Effect of Achyranthes Aspera Linn. Leaves Extract on Reactive Oxygen Species (ROS) in Diabetes-induced Rats by Flow cytometry and Possible Molecular Mechanism through Molecular Docking

Background: Oxidative stress is caused due to the overproduction of the reactive oxygen species (ROS) and the disturbance developed in the antioxidant potential of biochemical processes. ROS mostly form in the brain due to the high consumption of oxygen and the insufficiency of endogenous antioxidant resistance mechanisms. Cytochrome P450 2E1 has an excessive percentage of NADPH oxidase activity, which causes the production of ROS and increases oxidative stress.
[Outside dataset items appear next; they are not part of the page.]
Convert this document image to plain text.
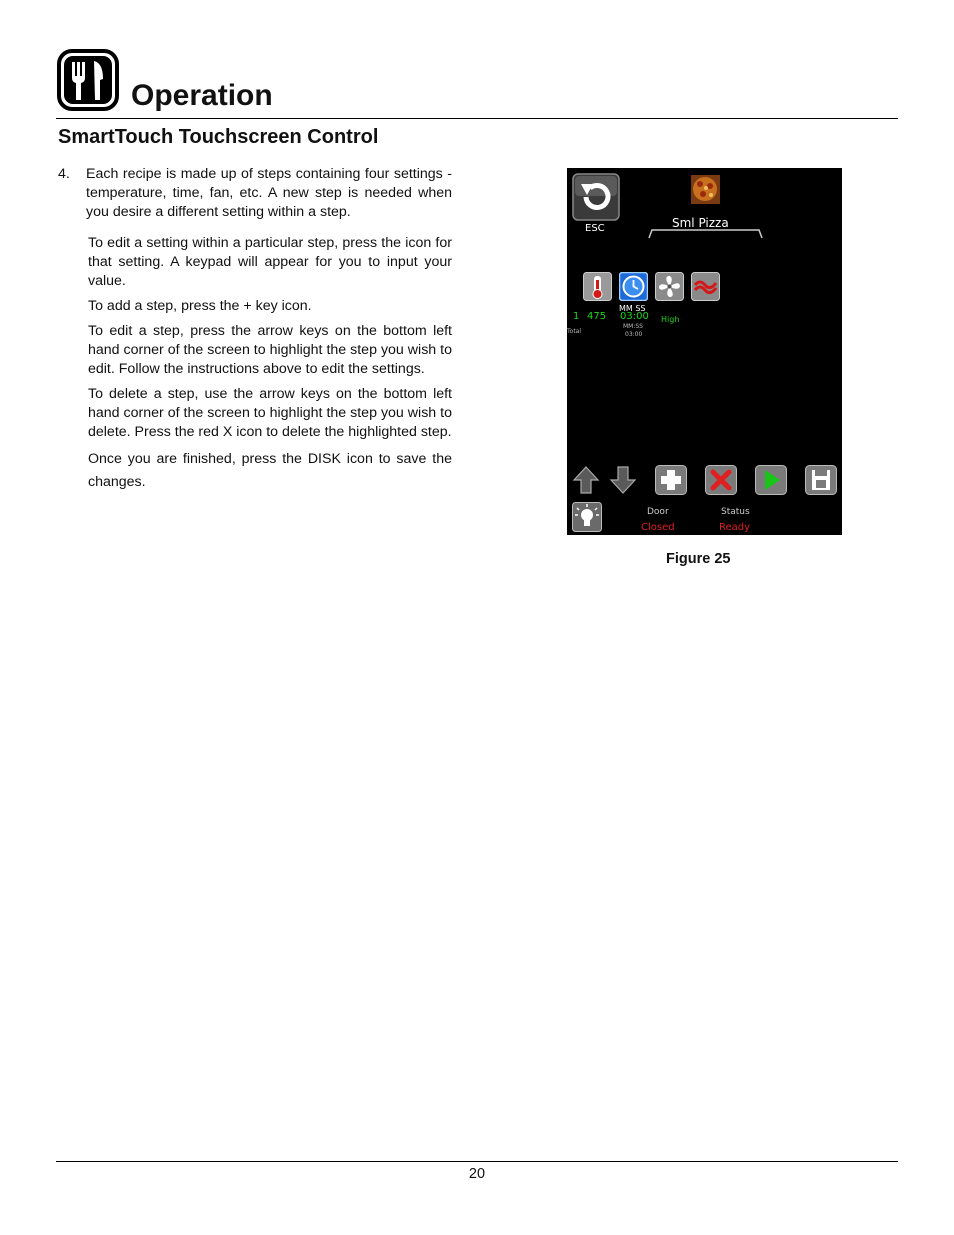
Operation
SmartTouch Touchscreen Control
4. Each recipe is made up of steps containing four settings - temperature, time, fan, etc. A new step is needed when you desire a different setting within a step.

To edit a setting within a particular step, press the icon for that setting. A keypad will appear for you to input your value.

To add a step, press the + key icon.

To edit a step, press the arrow keys on the bottom left hand corner of the screen to highlight the step you wish to edit. Follow the instructions above to edit the settings.

To delete a step, use the arrow keys on the bottom left hand corner of the screen to highlight the step you wish to delete. Press the red X icon to delete the highlighted step.

Once you are finished, press the DISK icon to save the changes.

ESC	Sml Pizza
MM SS
1 475 03:00 High
Total
MM:SS
03:00
Door
Closed
Status
Ready
Figure 25
20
Objectives: We have studied the effect of ethyl acetate extract of Achyranthes Aspera (EAAA) on ROS in the brain of diabetes-induced rats. We have also investigated the possible molecular mechanism of reduction in ROS through molecular docking. Methods: To study the oxidative stress induced by ROS in diabetic rats, we estimated the ROS in rat brain through flow cytometry. The oral dose of EAAA 50mg/kg and 100 mg/kg was given to diabetesinduced rats. Results were articulated as mean ± standard deviation (SD). Data were analyzed using analysis of variance (ANOVA) followed by Bonferroni as a post hoc test. We performed molecular docking of flavonoids on CYP2E1 to study the inhibitory potential. Results: The results have shown that EAAA reduces the generation of ROS in the diabetes-induced rat in a dose-dependent manner. The oral dose of EAAA 50mg/kg and 100 mg/kg was given to the rats and the ROS generation got affected accordingly. Luteolin, quercetin, and apigenin inhibited the CYP2E1 very effectively. Luteolin formed 4 hydrogen bonds with CYP2E1, which indicated its potential inhibition. Although, luteolin and apigenin showed a very good binding affinity with the enzyme. Conclusion: From the present work, we have concluded that the ethyl acetate extract of achyrantesaspera can effectively inhibit the ROS generation in the diabetes-induced rats by inhibiting the activity of CYP2E1.